The free version to the first pitch of Howling Kahn. Wonderful and engaging movement culminating in a fantastic gear protected crux. An incredible find, particularly amazing it lay dormant despite being the plumb line one rappels from the anchors of Whitney's!
The next series of climbable features and corners to the right of Whitney's Excellent Route. Start with some head's up slab to gain your first piece of gear then aim for the bolts protecting the initial sequence of difficult moves. After the 4th bolt follow the hollow flake system up into the right arching corner which leads to a two bolt anchor.

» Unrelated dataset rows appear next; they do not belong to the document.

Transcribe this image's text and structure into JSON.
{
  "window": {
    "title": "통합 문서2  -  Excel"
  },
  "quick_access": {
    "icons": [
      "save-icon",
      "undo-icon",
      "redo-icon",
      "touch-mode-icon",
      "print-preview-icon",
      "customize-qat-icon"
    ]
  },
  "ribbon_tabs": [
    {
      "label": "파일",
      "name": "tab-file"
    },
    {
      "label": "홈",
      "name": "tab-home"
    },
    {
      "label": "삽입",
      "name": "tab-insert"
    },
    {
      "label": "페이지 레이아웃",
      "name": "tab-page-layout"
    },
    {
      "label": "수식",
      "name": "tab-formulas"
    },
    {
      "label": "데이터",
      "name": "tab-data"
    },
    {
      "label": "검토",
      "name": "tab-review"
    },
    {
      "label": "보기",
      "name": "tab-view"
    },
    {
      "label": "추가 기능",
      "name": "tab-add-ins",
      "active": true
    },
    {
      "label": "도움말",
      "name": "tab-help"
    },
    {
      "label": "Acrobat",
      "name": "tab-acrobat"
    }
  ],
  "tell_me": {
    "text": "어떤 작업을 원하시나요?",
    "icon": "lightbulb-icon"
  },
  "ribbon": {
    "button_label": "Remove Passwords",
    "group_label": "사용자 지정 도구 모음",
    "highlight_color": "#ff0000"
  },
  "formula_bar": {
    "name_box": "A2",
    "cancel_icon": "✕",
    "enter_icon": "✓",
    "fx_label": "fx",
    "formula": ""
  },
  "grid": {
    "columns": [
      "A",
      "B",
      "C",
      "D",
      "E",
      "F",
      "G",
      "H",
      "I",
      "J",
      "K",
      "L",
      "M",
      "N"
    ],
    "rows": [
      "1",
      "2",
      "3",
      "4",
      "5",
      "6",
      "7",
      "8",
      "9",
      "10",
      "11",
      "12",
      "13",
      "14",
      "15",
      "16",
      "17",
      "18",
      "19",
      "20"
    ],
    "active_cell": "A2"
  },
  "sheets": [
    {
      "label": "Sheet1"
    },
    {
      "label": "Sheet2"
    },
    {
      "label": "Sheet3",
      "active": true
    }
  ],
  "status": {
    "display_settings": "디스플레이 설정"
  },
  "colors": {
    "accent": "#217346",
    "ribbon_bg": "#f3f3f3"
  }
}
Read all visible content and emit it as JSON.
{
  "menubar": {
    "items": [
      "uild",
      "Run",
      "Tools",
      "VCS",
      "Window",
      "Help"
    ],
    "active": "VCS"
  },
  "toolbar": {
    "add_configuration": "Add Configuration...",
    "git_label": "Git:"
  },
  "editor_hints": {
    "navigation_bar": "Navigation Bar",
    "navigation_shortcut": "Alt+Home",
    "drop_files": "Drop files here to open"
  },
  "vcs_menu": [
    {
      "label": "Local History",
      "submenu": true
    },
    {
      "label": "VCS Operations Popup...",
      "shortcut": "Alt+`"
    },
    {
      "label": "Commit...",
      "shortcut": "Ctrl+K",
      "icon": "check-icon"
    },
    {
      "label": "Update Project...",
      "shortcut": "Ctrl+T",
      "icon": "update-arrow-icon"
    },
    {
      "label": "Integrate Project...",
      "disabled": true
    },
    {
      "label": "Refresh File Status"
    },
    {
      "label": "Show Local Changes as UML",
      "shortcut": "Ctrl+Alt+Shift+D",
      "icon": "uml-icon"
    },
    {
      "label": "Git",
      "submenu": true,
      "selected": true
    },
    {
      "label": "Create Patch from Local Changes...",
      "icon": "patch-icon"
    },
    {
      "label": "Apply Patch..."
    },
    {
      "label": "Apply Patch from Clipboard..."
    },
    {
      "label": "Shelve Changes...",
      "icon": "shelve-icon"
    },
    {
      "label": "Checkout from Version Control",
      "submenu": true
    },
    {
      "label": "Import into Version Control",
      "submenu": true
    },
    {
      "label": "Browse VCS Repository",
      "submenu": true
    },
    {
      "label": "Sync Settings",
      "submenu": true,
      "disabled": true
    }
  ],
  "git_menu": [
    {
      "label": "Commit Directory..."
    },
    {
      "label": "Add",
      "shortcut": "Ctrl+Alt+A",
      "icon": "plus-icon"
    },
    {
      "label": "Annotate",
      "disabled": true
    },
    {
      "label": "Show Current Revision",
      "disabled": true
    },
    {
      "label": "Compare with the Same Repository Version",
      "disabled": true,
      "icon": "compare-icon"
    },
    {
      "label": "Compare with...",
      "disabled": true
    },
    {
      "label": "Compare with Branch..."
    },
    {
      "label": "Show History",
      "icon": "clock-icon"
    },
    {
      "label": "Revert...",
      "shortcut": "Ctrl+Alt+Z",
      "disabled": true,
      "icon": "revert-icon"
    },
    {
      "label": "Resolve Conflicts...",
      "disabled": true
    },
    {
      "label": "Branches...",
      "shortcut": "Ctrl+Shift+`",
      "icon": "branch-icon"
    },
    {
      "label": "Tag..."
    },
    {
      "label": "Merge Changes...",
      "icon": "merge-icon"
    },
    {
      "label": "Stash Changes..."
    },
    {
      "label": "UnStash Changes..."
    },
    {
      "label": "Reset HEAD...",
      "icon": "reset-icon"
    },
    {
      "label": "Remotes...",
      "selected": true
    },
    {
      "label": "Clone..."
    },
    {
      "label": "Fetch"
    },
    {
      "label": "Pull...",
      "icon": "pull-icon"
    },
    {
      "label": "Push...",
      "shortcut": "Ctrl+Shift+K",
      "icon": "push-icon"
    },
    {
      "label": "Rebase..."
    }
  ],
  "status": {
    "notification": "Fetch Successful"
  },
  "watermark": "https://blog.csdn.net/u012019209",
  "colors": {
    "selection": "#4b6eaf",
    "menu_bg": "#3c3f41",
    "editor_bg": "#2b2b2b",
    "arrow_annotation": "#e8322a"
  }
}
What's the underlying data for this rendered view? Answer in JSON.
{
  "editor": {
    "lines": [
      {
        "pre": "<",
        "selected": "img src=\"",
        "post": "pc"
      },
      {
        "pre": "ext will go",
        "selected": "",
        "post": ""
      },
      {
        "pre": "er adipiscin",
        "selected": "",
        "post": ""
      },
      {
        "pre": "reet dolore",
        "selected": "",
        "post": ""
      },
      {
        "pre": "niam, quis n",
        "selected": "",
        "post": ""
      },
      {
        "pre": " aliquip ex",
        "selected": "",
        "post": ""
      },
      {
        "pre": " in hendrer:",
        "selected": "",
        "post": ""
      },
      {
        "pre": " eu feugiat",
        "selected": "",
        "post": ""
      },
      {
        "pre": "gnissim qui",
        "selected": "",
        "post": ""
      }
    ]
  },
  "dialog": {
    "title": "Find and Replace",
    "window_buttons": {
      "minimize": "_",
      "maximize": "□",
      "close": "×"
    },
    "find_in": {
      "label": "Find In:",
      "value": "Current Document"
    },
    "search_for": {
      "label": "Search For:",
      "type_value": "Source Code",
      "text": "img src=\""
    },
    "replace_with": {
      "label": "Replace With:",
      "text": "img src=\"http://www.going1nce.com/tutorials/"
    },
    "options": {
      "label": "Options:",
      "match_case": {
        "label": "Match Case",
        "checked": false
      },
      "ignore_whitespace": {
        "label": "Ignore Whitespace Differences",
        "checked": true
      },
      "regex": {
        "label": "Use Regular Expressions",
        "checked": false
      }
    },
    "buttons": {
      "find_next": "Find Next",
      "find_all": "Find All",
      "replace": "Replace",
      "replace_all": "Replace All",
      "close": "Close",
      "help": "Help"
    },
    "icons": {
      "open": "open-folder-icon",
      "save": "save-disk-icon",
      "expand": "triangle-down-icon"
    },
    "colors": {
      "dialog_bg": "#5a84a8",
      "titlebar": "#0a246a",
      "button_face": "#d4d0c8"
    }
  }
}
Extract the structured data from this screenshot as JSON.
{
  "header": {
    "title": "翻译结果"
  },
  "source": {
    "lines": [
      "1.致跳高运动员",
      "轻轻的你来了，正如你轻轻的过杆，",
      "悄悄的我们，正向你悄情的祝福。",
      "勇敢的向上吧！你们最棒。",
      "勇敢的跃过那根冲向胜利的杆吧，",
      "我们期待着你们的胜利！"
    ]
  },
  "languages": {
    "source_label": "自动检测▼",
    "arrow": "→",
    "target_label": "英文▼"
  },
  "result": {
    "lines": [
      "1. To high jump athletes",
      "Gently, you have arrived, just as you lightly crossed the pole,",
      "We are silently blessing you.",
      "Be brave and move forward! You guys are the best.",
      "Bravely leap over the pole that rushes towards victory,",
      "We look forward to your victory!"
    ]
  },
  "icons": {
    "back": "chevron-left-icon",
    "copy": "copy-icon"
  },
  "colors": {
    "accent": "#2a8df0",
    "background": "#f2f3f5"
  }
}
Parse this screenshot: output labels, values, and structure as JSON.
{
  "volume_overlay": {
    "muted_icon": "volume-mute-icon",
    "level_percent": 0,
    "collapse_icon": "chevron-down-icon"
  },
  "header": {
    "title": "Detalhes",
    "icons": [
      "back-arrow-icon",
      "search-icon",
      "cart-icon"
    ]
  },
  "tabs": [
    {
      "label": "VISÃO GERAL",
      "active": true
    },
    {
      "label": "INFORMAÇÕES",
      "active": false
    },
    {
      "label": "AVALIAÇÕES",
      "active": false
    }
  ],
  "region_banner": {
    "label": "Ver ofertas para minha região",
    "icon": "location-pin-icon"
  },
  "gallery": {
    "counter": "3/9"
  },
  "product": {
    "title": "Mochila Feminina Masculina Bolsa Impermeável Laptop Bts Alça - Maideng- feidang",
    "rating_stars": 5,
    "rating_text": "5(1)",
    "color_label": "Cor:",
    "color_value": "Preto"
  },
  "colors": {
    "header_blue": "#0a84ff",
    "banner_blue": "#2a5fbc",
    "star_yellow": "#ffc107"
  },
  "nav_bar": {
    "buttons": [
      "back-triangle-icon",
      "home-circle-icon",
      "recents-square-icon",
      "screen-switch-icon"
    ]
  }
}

4 bolts plus gear (SR). Anchors.
|By Abel Jones|
From: Colorado Springs, CO
Oct 23, 2013
Wow... from the slab on up through many wild moves and a baddass finish. Very good addition and amazing it had been overlooked for so long. Currently many fixed nuts that give it a nice sporty feel and a single set is sufficient. Did you guys place the anchor? If so that's a wild place to put it.... just my thoughts... but it would be lame if you didn't have to do that final wildness. It stacks up with the classics around it real nice.
|By john averette|
Oct 24, 2013
Thanks for the review, Abel. To answer your question, we did not put the anchor there--it was put there buy the first aid ascentionists. We just opted to end our pitch out right there due to the utter badassedness of those last few moves. The climber still maintains the option of escaping onto Whitney's anchors. As far as the fixed nuts and bashies go, those are relics from the Howling Kahn's first aid ascent (i think back in the nineties)and I would not advise relying upon them for purposes other than aid or adornment.